Genetically-encoded photosensitizer KillerOrange

- Blue and green light-induced production of reactive oxygen species
- Direct expression in cells, easy targeting to various subcellular compartments
- No exogenous chemical compounds required for chromophore maturation
- Not toxic before activation by blue or green light irradiation
- Recommended for selective light-induced protein inactivation and cell killing

Performance and use

KillerOrange can be used for in vivo killing of selected cells. It can be expressed and induced in various experimental systems, including bacteria and mammalian cells.

KillerOrange's suitability for light-induced killing of prokaryotic cells has been demonstrated using E. coli XL1-Blue strain:

Aliquots of E. coli XL1 Blue cells transformed with vectors expressing EGFP (non-phototoxic control), KillerOrange (KO) and KillerRed (KR) were mixed together. The E. coli cells used for the experiment were incubated overnight at 4°C to increase the fraction of the mature protein. The suspension was than diluted to the optical density of 0.05 and aliquoted into transparent PCR tubes (40 μl of the suspension per tube).
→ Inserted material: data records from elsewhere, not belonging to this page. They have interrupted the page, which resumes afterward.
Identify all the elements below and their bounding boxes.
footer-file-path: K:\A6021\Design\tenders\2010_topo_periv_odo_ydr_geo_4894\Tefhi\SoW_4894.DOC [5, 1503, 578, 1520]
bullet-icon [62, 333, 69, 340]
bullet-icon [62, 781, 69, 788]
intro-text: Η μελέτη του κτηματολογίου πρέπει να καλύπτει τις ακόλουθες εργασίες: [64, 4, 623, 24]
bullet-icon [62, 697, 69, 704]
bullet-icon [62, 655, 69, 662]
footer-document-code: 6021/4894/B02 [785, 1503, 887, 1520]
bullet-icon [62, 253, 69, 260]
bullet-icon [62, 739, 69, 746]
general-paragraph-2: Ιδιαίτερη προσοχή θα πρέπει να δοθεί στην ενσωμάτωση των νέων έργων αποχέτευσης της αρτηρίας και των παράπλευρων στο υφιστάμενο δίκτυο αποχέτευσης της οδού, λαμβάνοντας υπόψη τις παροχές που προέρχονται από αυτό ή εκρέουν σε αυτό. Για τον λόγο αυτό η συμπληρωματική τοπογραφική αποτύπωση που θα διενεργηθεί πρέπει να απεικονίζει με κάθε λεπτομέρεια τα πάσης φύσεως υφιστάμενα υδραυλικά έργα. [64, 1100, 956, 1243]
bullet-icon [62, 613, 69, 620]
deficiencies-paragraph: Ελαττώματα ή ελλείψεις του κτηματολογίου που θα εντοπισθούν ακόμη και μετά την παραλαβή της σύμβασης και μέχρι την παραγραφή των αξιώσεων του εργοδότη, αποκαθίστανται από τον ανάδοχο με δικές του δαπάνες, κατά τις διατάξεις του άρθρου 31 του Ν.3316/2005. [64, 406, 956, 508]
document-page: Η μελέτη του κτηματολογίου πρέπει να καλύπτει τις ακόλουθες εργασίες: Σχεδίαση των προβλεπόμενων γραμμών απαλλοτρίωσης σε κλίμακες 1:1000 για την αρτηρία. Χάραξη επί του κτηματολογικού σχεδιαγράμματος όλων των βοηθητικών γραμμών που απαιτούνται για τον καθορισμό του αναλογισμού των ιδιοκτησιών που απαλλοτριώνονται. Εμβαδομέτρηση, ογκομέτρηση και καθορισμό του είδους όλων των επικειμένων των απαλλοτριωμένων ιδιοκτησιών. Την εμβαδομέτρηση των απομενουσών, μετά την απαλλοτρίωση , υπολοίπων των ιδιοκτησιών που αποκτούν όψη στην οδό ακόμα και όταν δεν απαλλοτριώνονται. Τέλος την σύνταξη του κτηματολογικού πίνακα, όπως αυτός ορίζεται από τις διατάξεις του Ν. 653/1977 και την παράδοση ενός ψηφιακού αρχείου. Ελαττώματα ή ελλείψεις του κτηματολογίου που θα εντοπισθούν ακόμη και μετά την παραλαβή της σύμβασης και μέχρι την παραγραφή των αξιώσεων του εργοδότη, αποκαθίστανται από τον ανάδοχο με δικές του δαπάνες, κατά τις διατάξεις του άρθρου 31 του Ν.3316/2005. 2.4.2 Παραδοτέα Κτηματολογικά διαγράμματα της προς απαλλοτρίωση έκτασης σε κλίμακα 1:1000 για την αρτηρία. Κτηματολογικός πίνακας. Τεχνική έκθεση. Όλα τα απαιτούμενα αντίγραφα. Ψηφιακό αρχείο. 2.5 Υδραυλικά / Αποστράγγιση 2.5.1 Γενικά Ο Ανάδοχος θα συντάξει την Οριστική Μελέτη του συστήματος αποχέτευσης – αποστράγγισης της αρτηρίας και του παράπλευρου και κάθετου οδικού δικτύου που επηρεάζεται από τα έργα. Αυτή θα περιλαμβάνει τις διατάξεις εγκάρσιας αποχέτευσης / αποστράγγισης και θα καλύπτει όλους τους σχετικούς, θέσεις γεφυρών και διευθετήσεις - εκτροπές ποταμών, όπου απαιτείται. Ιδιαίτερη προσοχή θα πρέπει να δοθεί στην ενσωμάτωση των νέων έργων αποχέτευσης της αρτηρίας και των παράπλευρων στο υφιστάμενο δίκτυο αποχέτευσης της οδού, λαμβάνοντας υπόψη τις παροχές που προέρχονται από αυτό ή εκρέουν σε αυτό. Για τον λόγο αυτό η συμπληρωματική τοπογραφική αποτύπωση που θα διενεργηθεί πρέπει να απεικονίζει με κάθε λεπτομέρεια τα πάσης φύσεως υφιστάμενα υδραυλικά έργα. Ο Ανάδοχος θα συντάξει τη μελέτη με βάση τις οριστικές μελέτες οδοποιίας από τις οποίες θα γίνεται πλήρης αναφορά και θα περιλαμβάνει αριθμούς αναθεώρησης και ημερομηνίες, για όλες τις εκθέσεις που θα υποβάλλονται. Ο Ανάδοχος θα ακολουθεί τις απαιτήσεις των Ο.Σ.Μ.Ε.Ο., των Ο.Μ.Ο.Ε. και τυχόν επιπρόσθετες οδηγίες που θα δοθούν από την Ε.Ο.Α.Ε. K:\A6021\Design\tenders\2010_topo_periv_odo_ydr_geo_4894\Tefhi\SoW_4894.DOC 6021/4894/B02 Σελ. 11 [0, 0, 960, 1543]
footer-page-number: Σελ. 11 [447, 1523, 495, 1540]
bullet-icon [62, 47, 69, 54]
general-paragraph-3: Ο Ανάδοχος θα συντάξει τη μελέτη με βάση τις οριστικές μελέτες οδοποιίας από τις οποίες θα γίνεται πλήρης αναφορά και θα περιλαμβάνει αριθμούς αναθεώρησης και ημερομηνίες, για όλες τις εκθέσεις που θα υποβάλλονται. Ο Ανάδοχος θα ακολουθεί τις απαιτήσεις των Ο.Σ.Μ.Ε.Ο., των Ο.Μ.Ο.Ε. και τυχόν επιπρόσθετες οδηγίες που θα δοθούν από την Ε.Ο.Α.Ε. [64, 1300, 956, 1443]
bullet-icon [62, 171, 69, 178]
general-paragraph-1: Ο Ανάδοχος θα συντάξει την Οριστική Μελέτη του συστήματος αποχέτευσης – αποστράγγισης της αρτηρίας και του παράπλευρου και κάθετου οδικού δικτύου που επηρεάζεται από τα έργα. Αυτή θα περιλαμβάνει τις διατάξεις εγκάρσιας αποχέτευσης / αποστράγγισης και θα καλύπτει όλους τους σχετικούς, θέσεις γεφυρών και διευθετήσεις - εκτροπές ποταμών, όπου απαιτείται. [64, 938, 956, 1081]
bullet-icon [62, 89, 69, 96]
Samples of EGFP-KO-KR mixture were illuminated with one of LEDs of X-Cite XLED1 illuminator (Lumen Dynamics Group Inc.) The LEDs named "BDX" (450–495 nm), "BGX" (505-545 nm) and "GYX" (540-600 nm) were used. The power of all LEDs was set to be about 80 mW/cm². All aliquots were then spread over the Petri dishes, cultivated for 12-16 hours at 37°C, washed out and analyzed with fluorescence-activated cell sorter (FACS Aria III, BD Biosciences).

KillerOrange (KO) and KillerRed (KR) toxicity under light illumination at different wavelengths. Illumination with 540-600 nm light resulted in the selective removal of KillerRed-expressing cells, while the illumination with 450-495 nm light killed the majority of KillerOrange-expressing cells. Interestingly, 505–545 nm light illumination was almost equally efficient in killing both KillerOrange and KillerRed cells. Thus, by combining different light sources one can achieve precise control over cell populations expressing KillerOrange and KillerRed. Grey column – EGFP, orange column – KillerOrange, red column – KillerRed. Error bars represent SD, N=4.

KillerOrange-mediated killing of eukaryotic cells:

HEK 293 cells were grown in DMEM medium on 6-cm Petri dishes until about 70% confluency. They were then transiently transfected using FuGene HD (Roche) with one of the following plasmids: pKillerRed-dMito, pKillerOrange-dMito (Evrogen, Cat.# FP224) or pEGFP-N1 (Clontech). 24 hours after transfection cells were washed off from the dish, centrifuged, resuspended in PBS pH7.4 and mixed in pairs (KillerOrange with EGFP, KillerRed with EGFP) in polystyrene optical cuvettes (Sarstedt). The suspensions were then split in two halves, first one was illuminated with custom LEDs while keeping the second in the darkness for the same period of time. For blue light illumination, assembly of 7 Luxeon Star LXML-PR₀1-0500 Rebel LEDs, Lumileds (dominant wavelength is 447 nm, spectral half-width is 20 nm), for orange illumination we used 7 Luxeon Star 7 LXML-PL01-0040 Rebel LEDs, Lumileds (dominant wavelength is 590 nm, spectral half-width is 20 nm). The light power at the sample was set to be about 60 mW for 447 nm light and about 20 mW for 590 nm light. After illumination the cells were seeded back to Petri dishes, incubated for 24 hours, washed off again, and analyzed cell fluorescence with flow cytometer (Beckman Coulter, USA).

Phototoxicity of mitochondria-targeted versions of KillerOrange and KillerRed in mammalian cells. KillerOrange, KillerRed and EGFP-expressing cells were mixed and illuminated with 477 nm or 590 nm light. Y-axis depicts changes in fractions of KillerOrange (yellow lines) or KillerRed-expressing (red lines) cells in the population. Cell fractions were normalized to the fractions in non-illuminated sample. Red dashed line – KillerRed, 447 nm; orange dashed line – KillerOrange, 447 nm; red line – KillerRed, 590 nm; orange line – KillerOrange, 590 nm. Error bars represent SD, N=3.

A strong decrease in the fraction of KillerRed-expressing cells was seen in the population that passed through the orange light irradiation. In contrast, KillerOrange-expressing cells were substantially removed from the population of cells that was illuminated with the blue light. Taken together, these results show that KillerOrange is phototoxic to mammalian cells and that KillerRed and KillerOrange can be used simultaneously to independently control fates of two cell populations.

KillerOrange expression in mammalian cells. (A) Transiently transfected HeLa cells expressing mitochondria-targeted KillerOrange. (B) Transiently transfected HeLa cells expressing membrane-targeted KillerOrange.